REPUBLIKA.CO.ID, JAKARTA -- Anak adalah dambaan setiap pasangan suami istri. Adakalanya, tak sedikit dari mereka ingin mendapatkan keturunan dengan jenis kelamin yang diharapkan. Baik laki-laki maupun perempuan. Kemajuan ilmu kedokteran, membantu para orang tua untuk mewujudkan keinginan tersebut. Ada beberapa alternatif metode yang bisa ditempuh. Ada yang bersifat alami dan terdapat pula yang menggunakan bantuan teknologi.
Sebuah temuan dari ahli biologi Perancis, misalnya, menyimpulkan bahwa Ovum Membrane mengandung daya energi. Daya tersebut tidak konstan, alias berubah-ubah. Di dalam siklus, daya itu bisa beralih dari positif ke netral lalu ke negatif. Ini disebut sebagai Polarity Cycle of the Ovum Membrane. Dr Niels Lauersen lewat karyanya berjudul Getting Pregnant, mengevaluasi Metode Anak Pilihan lebih dari 15 tahun penelitian.
Temuan ini mendapat respons beragam dari berbagai kalangan. Di dunia Islam, fenomena ini menimbulkan kebingungan dan mengundang pertanyaan, bolehkah pasangan suami-istri berikhtiar mendapatkan bayi dengan jenis kelamin yang mereka harapkan? Apakah ini bentuk pengingkaran takdir?
Syekh Khalid bin Abdullah al-Mushlih mengupas persoalan ini dalam makalahnya yang berjudul Ru'yat Syar'iyyat fi Tahdid Jins al-Janin. Pembahasannya tersebut meliputi bahasan-bahasan perinci, antara lain, persoalan hukum secara umum dan detail hukum tiap-tiap metode.
Secara umum, Syekh Khalid menjelaskan hukum penentuan jenis kelamin janin. Menurut dia, terjadi silang pendapat di kalangan ulama. Kelompok yang pertama menganggap upaya semacam ini diperbolehkan dalam Islam. Ada deretan nama tokoh yang setuju dengan opsi ini, antara lain, Syekh Abdullah al-Bassam, Musthafa az-Zurqa, Yusuf al-Qaradhawi, Abdullah bin Bayyih, Nashr Farid, dan Ali Jumah.
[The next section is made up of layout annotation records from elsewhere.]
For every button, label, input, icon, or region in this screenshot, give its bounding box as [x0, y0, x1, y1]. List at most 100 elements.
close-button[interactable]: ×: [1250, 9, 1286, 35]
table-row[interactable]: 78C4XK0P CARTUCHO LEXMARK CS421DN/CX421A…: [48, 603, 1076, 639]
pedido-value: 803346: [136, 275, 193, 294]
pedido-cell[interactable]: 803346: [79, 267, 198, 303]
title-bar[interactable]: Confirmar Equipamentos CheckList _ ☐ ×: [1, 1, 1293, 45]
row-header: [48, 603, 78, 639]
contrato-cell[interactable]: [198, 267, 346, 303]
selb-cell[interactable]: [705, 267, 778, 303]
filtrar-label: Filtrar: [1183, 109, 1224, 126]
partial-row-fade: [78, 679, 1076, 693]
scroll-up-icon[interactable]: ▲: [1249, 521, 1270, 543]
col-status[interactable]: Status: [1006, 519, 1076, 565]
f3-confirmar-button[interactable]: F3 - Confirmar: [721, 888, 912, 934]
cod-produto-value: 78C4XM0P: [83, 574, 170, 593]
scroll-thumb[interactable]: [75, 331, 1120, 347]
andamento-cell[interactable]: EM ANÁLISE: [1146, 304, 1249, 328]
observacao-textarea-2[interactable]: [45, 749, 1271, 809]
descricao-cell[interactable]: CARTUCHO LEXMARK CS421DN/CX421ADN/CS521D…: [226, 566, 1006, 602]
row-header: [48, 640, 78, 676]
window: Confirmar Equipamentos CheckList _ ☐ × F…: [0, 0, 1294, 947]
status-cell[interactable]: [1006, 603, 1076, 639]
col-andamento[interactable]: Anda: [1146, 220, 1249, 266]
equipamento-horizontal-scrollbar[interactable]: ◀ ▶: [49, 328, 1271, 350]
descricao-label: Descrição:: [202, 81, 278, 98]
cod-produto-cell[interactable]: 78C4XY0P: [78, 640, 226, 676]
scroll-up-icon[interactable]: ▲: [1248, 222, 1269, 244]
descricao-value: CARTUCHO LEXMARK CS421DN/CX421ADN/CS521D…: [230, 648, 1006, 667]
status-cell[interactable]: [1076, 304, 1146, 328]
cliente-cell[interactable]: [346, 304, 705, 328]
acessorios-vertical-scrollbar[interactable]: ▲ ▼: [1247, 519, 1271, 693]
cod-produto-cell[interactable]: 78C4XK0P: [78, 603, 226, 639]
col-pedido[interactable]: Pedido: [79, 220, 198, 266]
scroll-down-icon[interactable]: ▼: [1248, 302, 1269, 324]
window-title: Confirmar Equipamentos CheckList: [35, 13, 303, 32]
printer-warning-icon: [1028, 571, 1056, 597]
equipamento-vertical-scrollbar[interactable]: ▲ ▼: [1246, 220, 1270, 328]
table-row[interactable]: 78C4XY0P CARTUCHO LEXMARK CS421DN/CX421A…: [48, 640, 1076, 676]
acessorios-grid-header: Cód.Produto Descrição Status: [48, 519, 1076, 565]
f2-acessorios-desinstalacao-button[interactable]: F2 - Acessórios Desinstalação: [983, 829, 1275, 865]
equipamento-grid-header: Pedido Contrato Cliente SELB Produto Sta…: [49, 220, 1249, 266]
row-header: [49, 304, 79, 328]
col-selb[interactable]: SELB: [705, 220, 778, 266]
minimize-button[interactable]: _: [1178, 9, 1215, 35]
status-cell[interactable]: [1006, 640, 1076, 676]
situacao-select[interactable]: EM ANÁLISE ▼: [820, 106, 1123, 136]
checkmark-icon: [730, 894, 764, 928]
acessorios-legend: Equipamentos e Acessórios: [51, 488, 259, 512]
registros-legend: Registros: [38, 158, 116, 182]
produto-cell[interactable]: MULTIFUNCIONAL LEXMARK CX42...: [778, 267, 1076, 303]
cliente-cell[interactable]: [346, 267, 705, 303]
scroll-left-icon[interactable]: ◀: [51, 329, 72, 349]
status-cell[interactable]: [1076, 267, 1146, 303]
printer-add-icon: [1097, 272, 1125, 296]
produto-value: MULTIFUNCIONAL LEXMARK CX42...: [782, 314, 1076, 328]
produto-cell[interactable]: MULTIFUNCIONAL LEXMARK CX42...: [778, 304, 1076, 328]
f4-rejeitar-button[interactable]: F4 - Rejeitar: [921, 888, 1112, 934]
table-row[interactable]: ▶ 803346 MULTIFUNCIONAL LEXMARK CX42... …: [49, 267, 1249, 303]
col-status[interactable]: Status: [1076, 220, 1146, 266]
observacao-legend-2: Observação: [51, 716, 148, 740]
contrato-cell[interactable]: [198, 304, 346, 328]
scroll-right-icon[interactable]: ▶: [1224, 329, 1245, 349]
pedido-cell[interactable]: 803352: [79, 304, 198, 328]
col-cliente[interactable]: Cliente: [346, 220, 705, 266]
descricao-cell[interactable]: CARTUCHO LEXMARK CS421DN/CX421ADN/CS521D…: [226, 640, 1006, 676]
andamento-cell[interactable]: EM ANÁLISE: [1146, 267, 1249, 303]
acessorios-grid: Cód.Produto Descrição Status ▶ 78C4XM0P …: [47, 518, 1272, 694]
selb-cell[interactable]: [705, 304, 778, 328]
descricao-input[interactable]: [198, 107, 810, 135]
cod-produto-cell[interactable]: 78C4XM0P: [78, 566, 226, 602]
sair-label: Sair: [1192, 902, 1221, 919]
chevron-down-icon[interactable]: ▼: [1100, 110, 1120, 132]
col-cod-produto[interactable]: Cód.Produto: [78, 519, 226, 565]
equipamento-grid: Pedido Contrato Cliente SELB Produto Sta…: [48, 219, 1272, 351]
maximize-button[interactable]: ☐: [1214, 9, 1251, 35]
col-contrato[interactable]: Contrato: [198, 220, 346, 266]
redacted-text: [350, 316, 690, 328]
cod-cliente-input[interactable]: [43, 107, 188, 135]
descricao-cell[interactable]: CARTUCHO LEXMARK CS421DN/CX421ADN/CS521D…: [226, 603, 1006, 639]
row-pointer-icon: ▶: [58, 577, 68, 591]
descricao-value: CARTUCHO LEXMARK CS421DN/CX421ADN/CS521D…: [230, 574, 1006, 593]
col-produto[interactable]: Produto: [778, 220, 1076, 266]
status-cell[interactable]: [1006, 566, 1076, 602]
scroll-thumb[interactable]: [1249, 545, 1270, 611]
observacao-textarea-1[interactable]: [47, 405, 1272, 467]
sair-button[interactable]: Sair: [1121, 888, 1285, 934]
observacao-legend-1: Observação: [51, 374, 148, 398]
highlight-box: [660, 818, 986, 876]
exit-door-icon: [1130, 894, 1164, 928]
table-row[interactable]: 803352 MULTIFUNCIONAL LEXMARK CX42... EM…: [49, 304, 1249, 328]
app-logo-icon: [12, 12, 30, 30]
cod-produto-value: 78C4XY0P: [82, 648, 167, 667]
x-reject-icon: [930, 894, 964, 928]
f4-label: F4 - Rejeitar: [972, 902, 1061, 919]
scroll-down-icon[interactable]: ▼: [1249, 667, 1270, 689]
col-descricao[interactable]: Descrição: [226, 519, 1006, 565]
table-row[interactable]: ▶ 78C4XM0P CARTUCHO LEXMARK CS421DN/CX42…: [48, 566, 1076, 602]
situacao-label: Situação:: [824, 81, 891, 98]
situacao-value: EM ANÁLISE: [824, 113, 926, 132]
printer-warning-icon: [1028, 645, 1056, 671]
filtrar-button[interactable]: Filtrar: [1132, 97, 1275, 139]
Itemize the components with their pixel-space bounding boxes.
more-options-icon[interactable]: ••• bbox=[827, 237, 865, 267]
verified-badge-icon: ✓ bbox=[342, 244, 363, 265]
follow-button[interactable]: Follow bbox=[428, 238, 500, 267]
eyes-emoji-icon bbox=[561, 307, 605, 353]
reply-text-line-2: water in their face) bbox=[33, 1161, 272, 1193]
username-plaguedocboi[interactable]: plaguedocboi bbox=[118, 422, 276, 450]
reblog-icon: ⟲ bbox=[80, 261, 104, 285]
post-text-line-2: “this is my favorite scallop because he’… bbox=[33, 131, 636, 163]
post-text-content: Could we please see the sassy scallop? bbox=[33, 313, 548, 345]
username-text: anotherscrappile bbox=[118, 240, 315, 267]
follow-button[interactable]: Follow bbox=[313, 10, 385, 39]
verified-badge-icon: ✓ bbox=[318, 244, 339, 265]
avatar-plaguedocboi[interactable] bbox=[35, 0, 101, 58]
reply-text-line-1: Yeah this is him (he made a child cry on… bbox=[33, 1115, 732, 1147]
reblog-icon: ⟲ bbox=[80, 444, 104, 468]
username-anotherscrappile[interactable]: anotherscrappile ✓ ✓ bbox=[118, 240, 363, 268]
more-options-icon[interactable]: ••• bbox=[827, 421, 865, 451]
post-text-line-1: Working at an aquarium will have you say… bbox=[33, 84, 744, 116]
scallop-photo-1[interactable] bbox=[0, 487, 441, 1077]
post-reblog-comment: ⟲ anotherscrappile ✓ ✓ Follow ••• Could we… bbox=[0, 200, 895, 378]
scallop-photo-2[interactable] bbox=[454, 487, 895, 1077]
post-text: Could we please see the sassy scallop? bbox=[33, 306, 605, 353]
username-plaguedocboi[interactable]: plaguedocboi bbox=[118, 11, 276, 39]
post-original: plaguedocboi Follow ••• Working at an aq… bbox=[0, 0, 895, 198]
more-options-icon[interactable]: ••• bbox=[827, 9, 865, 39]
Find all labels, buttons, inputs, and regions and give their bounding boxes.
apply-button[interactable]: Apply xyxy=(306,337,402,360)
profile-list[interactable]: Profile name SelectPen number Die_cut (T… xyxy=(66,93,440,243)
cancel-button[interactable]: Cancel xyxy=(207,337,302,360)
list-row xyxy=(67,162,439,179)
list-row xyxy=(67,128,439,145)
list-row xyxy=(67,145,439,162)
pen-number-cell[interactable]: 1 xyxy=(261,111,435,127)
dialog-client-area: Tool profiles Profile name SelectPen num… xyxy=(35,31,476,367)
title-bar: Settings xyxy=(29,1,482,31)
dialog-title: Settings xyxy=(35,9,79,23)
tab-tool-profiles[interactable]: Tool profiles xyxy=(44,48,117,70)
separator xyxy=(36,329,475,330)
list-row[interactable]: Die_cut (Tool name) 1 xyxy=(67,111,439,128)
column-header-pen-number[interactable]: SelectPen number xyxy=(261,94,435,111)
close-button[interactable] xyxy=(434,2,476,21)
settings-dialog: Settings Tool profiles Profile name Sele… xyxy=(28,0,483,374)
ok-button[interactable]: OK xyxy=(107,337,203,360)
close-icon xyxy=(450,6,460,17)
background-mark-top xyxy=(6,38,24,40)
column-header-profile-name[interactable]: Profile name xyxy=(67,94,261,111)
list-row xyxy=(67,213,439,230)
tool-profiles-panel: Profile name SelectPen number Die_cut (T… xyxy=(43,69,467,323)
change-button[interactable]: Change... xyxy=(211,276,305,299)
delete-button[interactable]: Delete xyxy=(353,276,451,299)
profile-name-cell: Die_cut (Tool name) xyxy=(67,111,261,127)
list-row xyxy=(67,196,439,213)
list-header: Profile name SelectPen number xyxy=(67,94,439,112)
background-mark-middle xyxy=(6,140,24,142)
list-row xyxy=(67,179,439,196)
Pandangan ini kemudian diadopsi oleh Dewan Fatwa Yordania dan Komisi Fatwa Kementerian Wakaf Kuwait.
Mereka berargumentasi, tak ada dalil kuat terkait pelarangan metode penentuan jenis kelamin janin. Kelompok ini juga beralasan, meminta jenis kelamin tertentu juga bukan sebuah larangan. Hal ini pernah dilakukan oleh para nabi. Mereka meminta agar dikaruniai anak lelaki.
Ini seperti ikhtiar Nabi Ibrahim yang tertuang di surah ash-Shaffat 100-101, ”Ya Tuhanku, anugerahkanlah kepadaku (seorang anak) yang termasuk orang-orang yang saleh. Maka Kami beri dia kabar gembira dengan seorang anak yang amat sabar.”
Dalil lain yang dikutip kubu ini, yakni hadis riwayat Muslim dari Tsauban. Rasulullah pernah menjelaskan kepada seorang Yahudi tentang proses dan sebab natural munculnya kelamin laki-laki dan perempuan berkat kuasa Allah SWT.
Sedangkan pihak yang kedua menyatakan, pemilihan jenis kelamin janin oleh kedua orang tua dengan bantuan media dan metode apa pun, hukumnya tidak boleh. Pandangan ini disuarakan oleh Syekh Muhammad an-Natasyah, Abd an-Nashir Abu al-Bashal, dan Syekh Faishal Maulawy. Pendapat ini lantas disadur oleh Komite Fatwa Resmi Kerajaan Arab Saudi.
Secara garis besar, argumentasi kubu ini berputar pada satu fakta bahwa penetapan jenis kelamin, bentuk fisik, dan segala yang berkenaan dengan anak Adam, merupakan takdir Allah yang tak bisa diganggu gugat.
Berbagai usaha penentuan jenis kelamin dengan beragam media dan metode tak sesuai dengan prinsip tersebut. “Dialah yang membentuk kamu dalam rahim sebagaimana dikehendaki-Nya. Tak ada Tuhan (yang berhak disembah) melainkan Dia, Yang Mahaperkasa lagi Mahabijaksana.” (QS Ali Imran [3] : 6).
Mereka juga berdalih, tindakan tersebut termasuk kategori usaha untuk mengubah ciptaan Allah. Perbuatan tersebut sangat dicela dan dilarang. Larangan ini seperti termaktub pada surah an-Nisaa ayat 119.